The boys looked below and saw that the group, which they had last seen scattered over the quarter-deck, were gathered about Dick Lewis, who appeared to be making them a speech. Now and then he illustrated his remarks by pointing to something he had placed at his feet; but the boys could not see what it was, for the Club were crowded about it and hid it from view. They were missing something, that was evident; but they did not intend to miss any more of it, and it was but the work of a few seconds to swing themselves out of the crosstrees on to the ratlines, and descend to the deck.
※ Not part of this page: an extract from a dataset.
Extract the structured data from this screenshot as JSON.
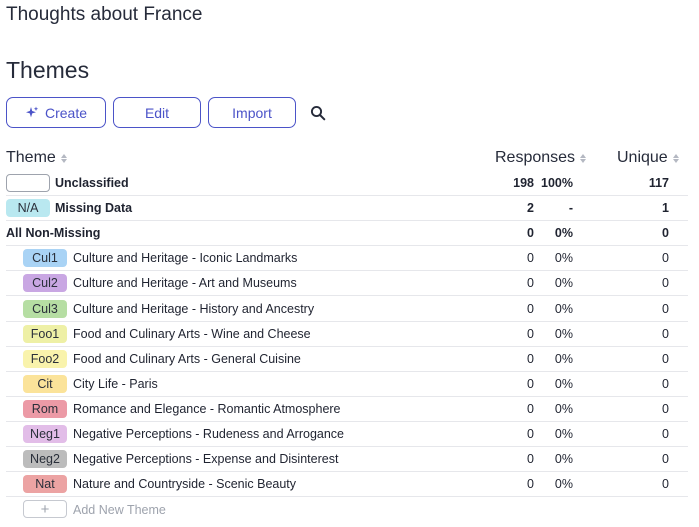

They ran up to the group, and found that the object over which the trapper was holding forth was simply a mess-pan filled with water.
"Them stories you've been a tellin' seems wonderful to me an' ole Bob, who never heard the like afore," Dick was saying as the boys came up. "We don't conspute 'em, 'cause bein' unedicated men, we never had no book larnin', an' don't know nothing outside the mountains an' the prairy. Now, you tell me that thar's three times as much water on the 'arth as thar is ground; that you're goin' to start from Fr'isco an' sail clean around it in this yere little boat, an' that if me an' ole Bob'll go with you, we won't even know that we're sailing round the world. Won't we know when we come to the edge?"